Some time ago I was talking to an industry insider about Rooster Head, originally a studio band with two masterful albums to its credit. The career prognosis was not good, this person said, because the Roosters couldn't cut it live on-stage. Maybe this person was/is a bonehead, or maybe something supernatural happened in the meantime, but I saw the band live ten days ago, and wow. Psycho-Nazi-barking drummer Mike Vullo ravaged the place, smacking the two dozen or so Cactina attendees in the face with devastating tempo shifts and backbeats. Bassist Dave Cook (one of the groovy guests on the Johnny Tonite project) moved and grooved and provided a perfect rhythm second to back front man Michael Kennedy, lead guitar wizard Pete Moss, and pedal-steel colorman Bob Wlos. We already knew R.H. was a great studio band. Now I know they're equally awesome live. Check 'em yourself Friday at the Plus 5 (with Black Janet, Big Tall Wish, and Lyrics for Lunch) or May 16 at Washington Square with the Mavericks.
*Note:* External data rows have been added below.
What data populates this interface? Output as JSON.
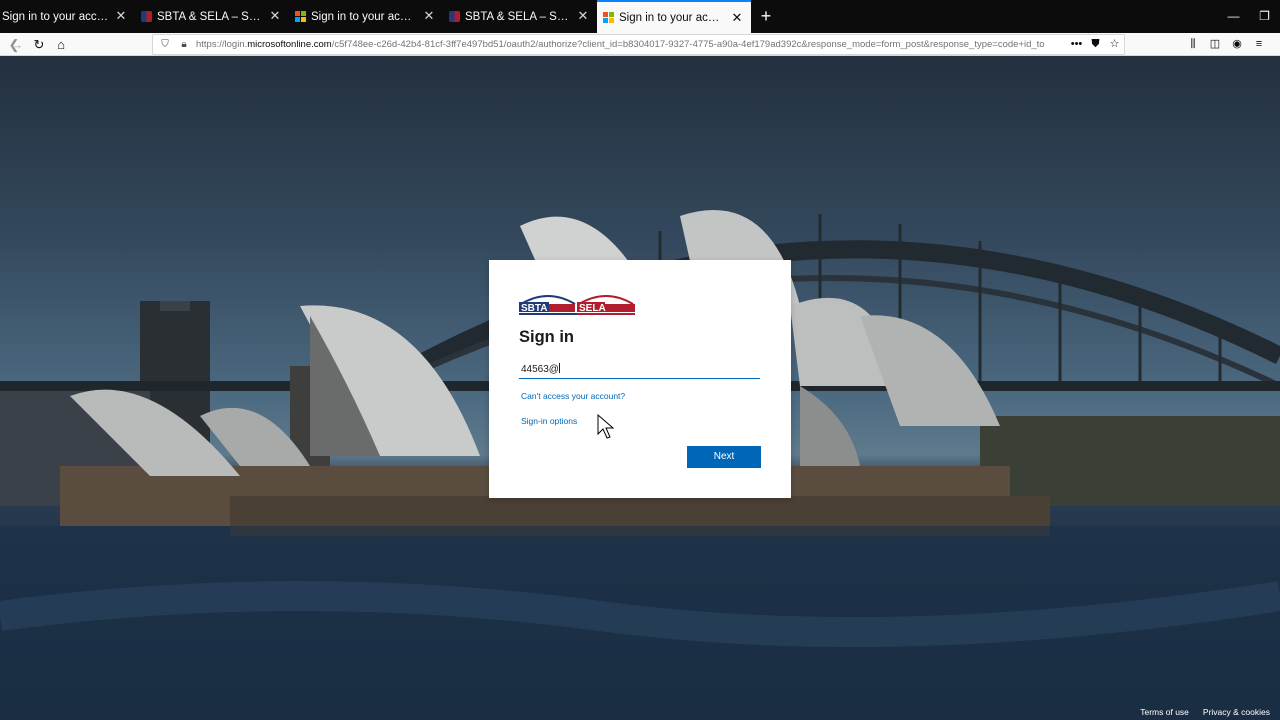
{
  "browser": {
    "tabs": [
      {
        "title": "Sign in to your account",
        "favicon": "microsoft-icon",
        "active": false
      },
      {
        "title": "SBTA & SELA – Sydney Business",
        "favicon": "sbta-icon",
        "active": false
      },
      {
        "title": "Sign in to your account",
        "favicon": "microsoft-icon",
        "active": false
      },
      {
        "title": "SBTA & SELA – Sydney Business",
        "favicon": "sbta-icon",
        "active": false
      },
      {
        "title": "Sign in to your account",
        "favicon": "microsoft-icon",
        "active": true
      }
    ],
    "new_tab": "+",
    "window_controls": {
      "minimize": "—",
      "restore": "❐"
    },
    "url_prefix": "https://login.",
    "url_domain": "microsoftonline.com",
    "url_rest": "/c5f748ee-c26d-42b4-81cf-3ff7e497bd51/oauth2/authorize?client_id=b8304017-9327-4775-a90a-4ef179ad392c&response_mode=form_post&response_type=code+id_to",
    "url_more": "•••"
  },
  "signin": {
    "logo_left_text": "SBTA",
    "logo_right_text": "SELA",
    "heading": "Sign in",
    "email_value": "44563@",
    "cant_access_link": "Can't access your account?",
    "options_link": "Sign-in options",
    "next_button": "Next"
  },
  "footer": {
    "terms": "Terms of use",
    "privacy": "Privacy & cookies"
  },
  "colors": {
    "accent": "#0067b8",
    "tab_active_indicator": "#0a84ff",
    "logo_blue": "#1f3b7a",
    "logo_red": "#b01e2d"
  }
}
Instructor Doug Burris's Miami Beach High Rock Ensemble hit the road late last week. The itinerary called for them to compete in Lakeland and then perform four shows up in Pensacola.
Now if we could only come up with a better name for it than "World Beat." Otherwise the music Miami knows as well as anyone has been granted full legitimacy via Peter Spencer, former Trenton Times music writer turned book author, and his tome World Beat: A Listener's Guide to Contemporary World Music on CD ($12.95). From Fela to Marley to Valerio Longoria, from Hawaii to Turkey to Africa, Spencer covers the basics and all his bases. It's a fun musical travelogue and a handy-dandy reference in one, and it's available from A Cappella Books. To order, call 800-888-4741.
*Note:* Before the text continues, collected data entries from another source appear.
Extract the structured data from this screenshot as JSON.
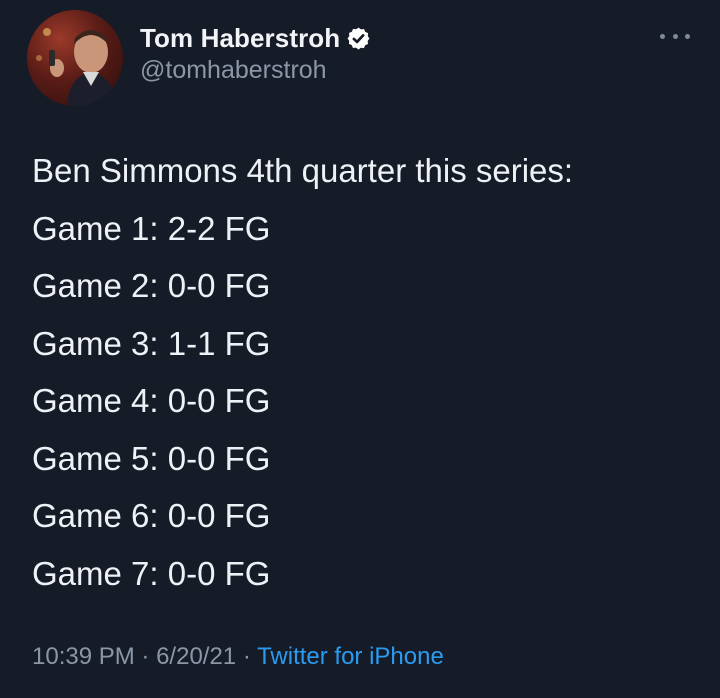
{
  "tweet": {
    "author": {
      "display_name": "Tom Haberstroh",
      "handle": "@tomhaberstroh",
      "verified_icon": "verified-badge-icon",
      "avatar": "author-avatar"
    },
    "more_icon": "more-horizontal-icon",
    "lines": [
      "Ben Simmons 4th quarter this series:",
      "Game 1: 2-2 FG",
      "Game 2: 0-0 FG",
      "Game 3: 1-1 FG",
      "Game 4: 0-0 FG",
      "Game 5: 0-0 FG",
      "Game 6: 0-0 FG",
      "Game 7: 0-0 FG"
    ],
    "meta": {
      "time": "10:39 PM",
      "separator": "·",
      "date": "6/20/21",
      "source": "Twitter for iPhone"
    }
  },
  "colors": {
    "background": "#151b27",
    "text": "#eef1f5",
    "secondary_text": "#8b97a6",
    "link": "#2b9bf0"
  }
}
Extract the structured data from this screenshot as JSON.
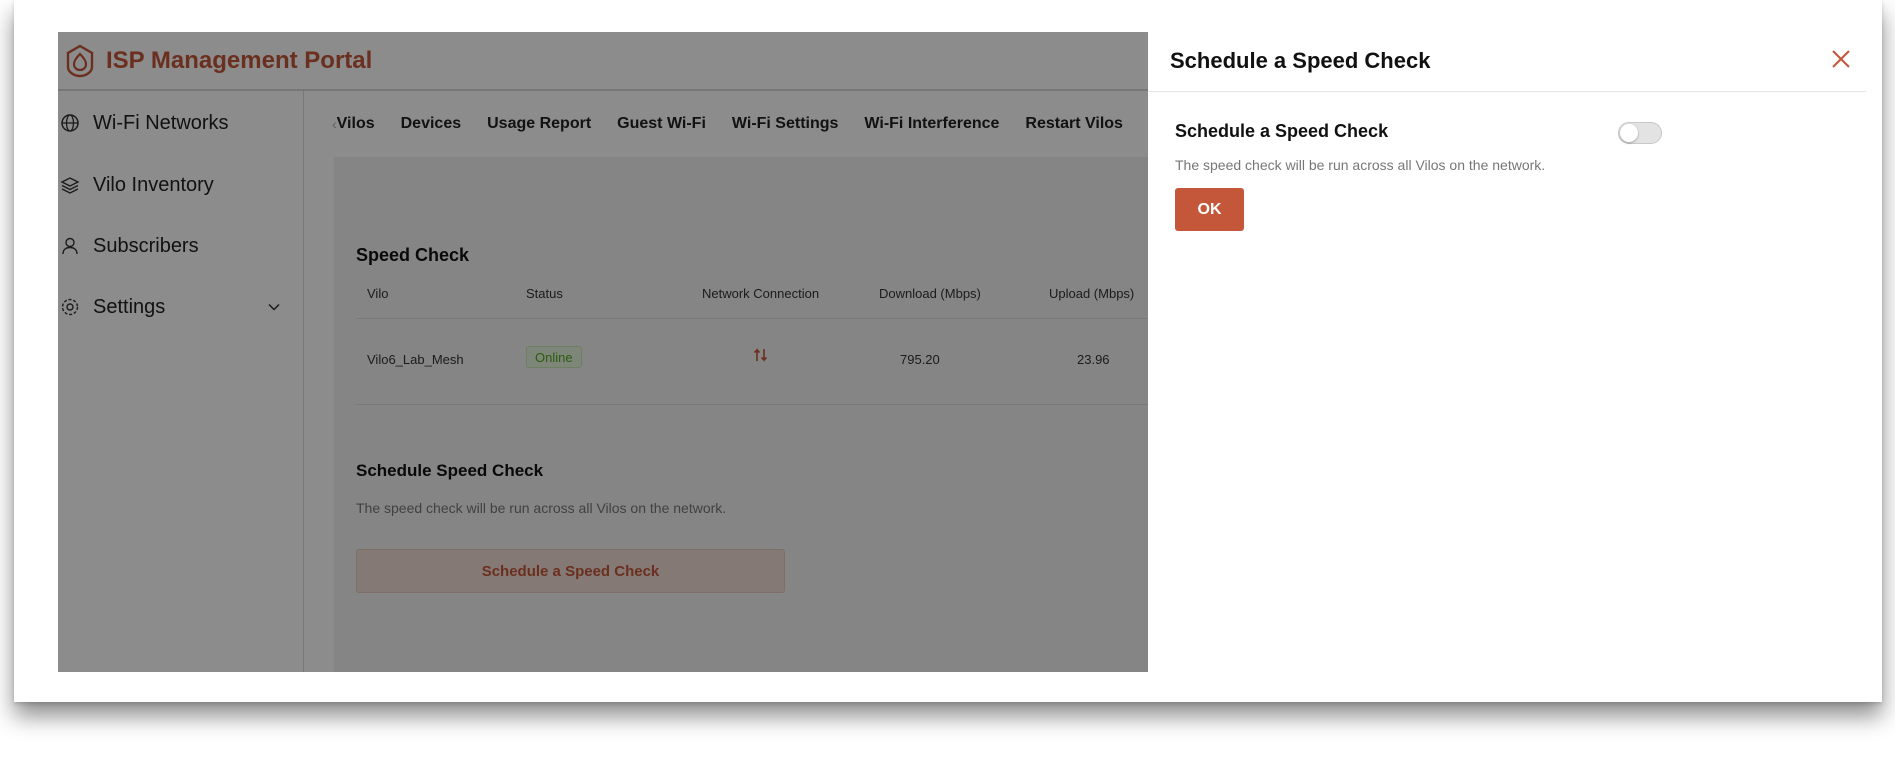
{
  "header": {
    "title": "ISP Management Portal"
  },
  "sidebar": {
    "items": [
      {
        "label": "Wi-Fi Networks"
      },
      {
        "label": "Vilo Inventory"
      },
      {
        "label": "Subscribers"
      },
      {
        "label": "Settings"
      }
    ]
  },
  "tabs": [
    "Vilos",
    "Devices",
    "Usage Report",
    "Guest Wi-Fi",
    "Wi-Fi Settings",
    "Wi-Fi Interference",
    "Restart Vilos"
  ],
  "speed_check": {
    "title": "Speed Check",
    "columns": [
      "Vilo",
      "Status",
      "Network Connection",
      "Download (Mbps)",
      "Upload (Mbps)"
    ],
    "rows": [
      {
        "vilo": "Vilo6_Lab_Mesh",
        "status": "Online",
        "download": "795.20",
        "upload": "23.96"
      }
    ]
  },
  "schedule": {
    "title": "Schedule Speed Check",
    "description": "The speed check will be run across all Vilos on the network.",
    "button": "Schedule a Speed Check"
  },
  "drawer": {
    "title": "Schedule a Speed Check",
    "toggle_label": "Schedule a Speed Check",
    "description": "The speed check will be run across all Vilos on the network.",
    "ok": "OK"
  },
  "colors": {
    "brand": "#c4573a",
    "online": "#4caa1a"
  }
}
Butthorn of the week: Miami Herald columnist Robert L. Steinback. It's nice to know he devotes prime research hours to reading New Times. But if he's going to write commentary based on New Times stories, as he did in a piece last week rehashing Jim DeFede's expose of the flawed Andrew Morello shooting inquest, he should either get a job here, or mention where his information comes from.
The media circus: In Living Color, like so many things born fresh and outrageous, has evolved, grown up, and is apparently on the fat-soft tip these days. According to TV Time magazine, the once-rad show wimped out when it came to booking rappers TLC. "Fox censors," as TV Time aptly puts it, were scared of the group's "Ain't Too Proud to Beg" and the members' "condom accessories." The censors asked the rappers to tone down, to which TLC said no thanks. So much for a Men on Hip-Hop skit.
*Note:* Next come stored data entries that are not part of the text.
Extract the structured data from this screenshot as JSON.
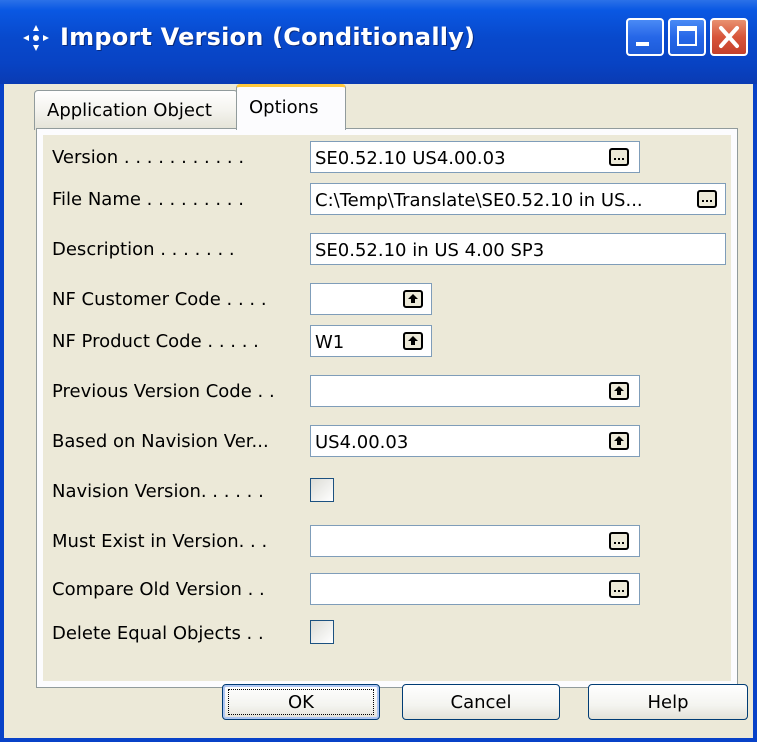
{
  "window": {
    "title": "Import Version (Conditionally)"
  },
  "titlebar_buttons": {
    "minimize": "minimize-icon",
    "maximize": "maximize-icon",
    "close": "close-icon"
  },
  "tabs": [
    {
      "label": "Application Object",
      "active": false
    },
    {
      "label": "Options",
      "active": true
    }
  ],
  "fields": {
    "version": {
      "label": "Version . . . . . . . . . . .",
      "value": "SE0.52.10 US4.00.03",
      "button": "ellipsis"
    },
    "file_name": {
      "label": "File Name . . . . . . . . .",
      "value": "C:\\Temp\\Translate\\SE0.52.10 in US...",
      "button": "ellipsis"
    },
    "description": {
      "label": "Description . . . . . . .",
      "value": "SE0.52.10 in US 4.00 SP3"
    },
    "nf_customer_code": {
      "label": "NF Customer Code . . . .",
      "value": "",
      "button": "lookup"
    },
    "nf_product_code": {
      "label": "NF Product Code . . . . .",
      "value": "W1",
      "button": "lookup"
    },
    "previous_version_code": {
      "label": "Previous Version Code . .",
      "value": "",
      "button": "lookup"
    },
    "based_on_navision_version": {
      "label": "Based on Navision Ver...",
      "value": "US4.00.03",
      "button": "lookup"
    },
    "navision_version": {
      "label": "Navision Version. . . . . .",
      "checked": false
    },
    "must_exist_in_version": {
      "label": "Must Exist in Version. . .",
      "value": "",
      "button": "ellipsis"
    },
    "compare_old_version": {
      "label": "Compare Old Version . .",
      "value": "",
      "button": "ellipsis"
    },
    "delete_equal_objects": {
      "label": "Delete Equal Objects . .",
      "checked": false
    }
  },
  "buttons": {
    "ok": "OK",
    "cancel": "Cancel",
    "help": "Help"
  },
  "colors": {
    "titlebar": "#0a58e3",
    "face": "#ece9d8",
    "active_tab_accent": "#ffc83c",
    "close_button": "#d8553a"
  }
}
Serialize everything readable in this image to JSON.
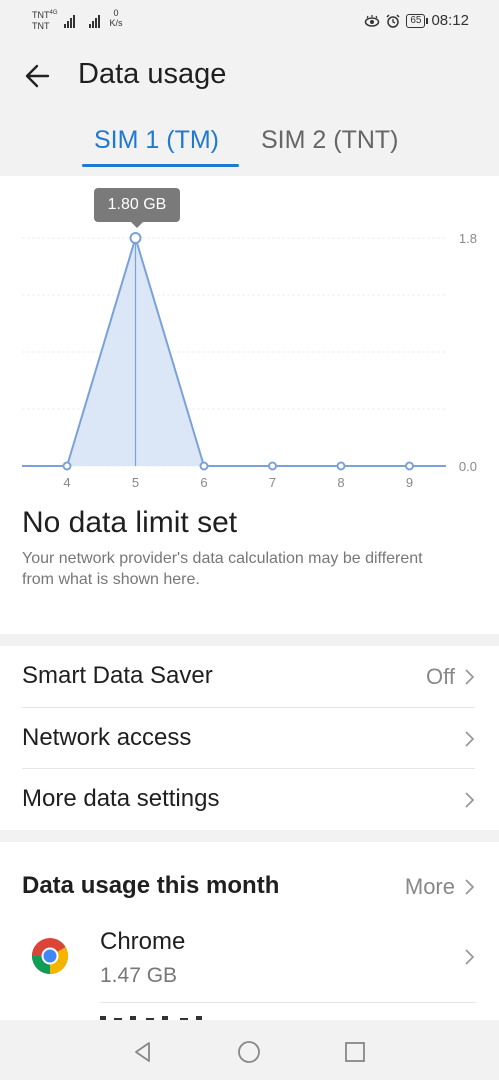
{
  "status_bar": {
    "carrier_top": "TNT",
    "carrier_net": "4G",
    "carrier_bottom": "TNT",
    "speed_value": "0",
    "speed_unit": "K/s",
    "battery": "65",
    "time": "08:12"
  },
  "app_bar": {
    "title": "Data usage"
  },
  "tabs": [
    {
      "label": "SIM 1 (TM)",
      "active": true
    },
    {
      "label": "SIM 2 (TNT)",
      "active": false
    }
  ],
  "chart_data": {
    "type": "area",
    "x": [
      3,
      4,
      5,
      6,
      7,
      8,
      9,
      10
    ],
    "tick_labels": [
      "4",
      "5",
      "6",
      "7",
      "8",
      "9"
    ],
    "series": [
      {
        "values": [
          0,
          0,
          1.8,
          0,
          0,
          0,
          0,
          0
        ]
      }
    ],
    "y_tick_top": "1.8",
    "y_tick_bottom": "0.0",
    "ylim": [
      0,
      1.8
    ],
    "highlight_label": "1.80 GB",
    "line_color": "#7aa2d8",
    "fill_color": "#dbe6f7"
  },
  "data_limit": {
    "title": "No data limit set",
    "disclaimer": "Your network provider's data calculation may be different from what is shown here."
  },
  "settings": [
    {
      "label": "Smart Data Saver",
      "value": "Off"
    },
    {
      "label": "Network access",
      "value": ""
    },
    {
      "label": "More data settings",
      "value": ""
    }
  ],
  "usage_section": {
    "title": "Data usage this month",
    "more_label": "More",
    "apps": [
      {
        "name": "Chrome",
        "size": "1.47 GB",
        "icon": "chrome-icon"
      }
    ]
  },
  "colors": {
    "accent": "#1e7ad1",
    "background": "#f2f2f2"
  }
}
Pet corner: Two items from what is becoming the premier must-read, Animals' Agenda: 1) South Carolina state representative Tom Rhoad has worked to soften cruelty legislation involving hunting, and it's little wonder why. "If my bird dog goes into a covey two or three times," he reportedly told the SC legislature, "a few shots of number nine won't hurt him." Yeah. If only there were a way to arm dogs. 2) The government of Bangladesh set a bounty on rat tails in an effort to cut rodent numbers. Earnest citizens deployed pesticides in their pursuit of rats. The poisons wiped out innumerable snakes, owls, and cats - the predators that kill rats, or would kill rats if left alone to do so. There has, of course, been no discernible decline in the rat population. God, people are wonderful.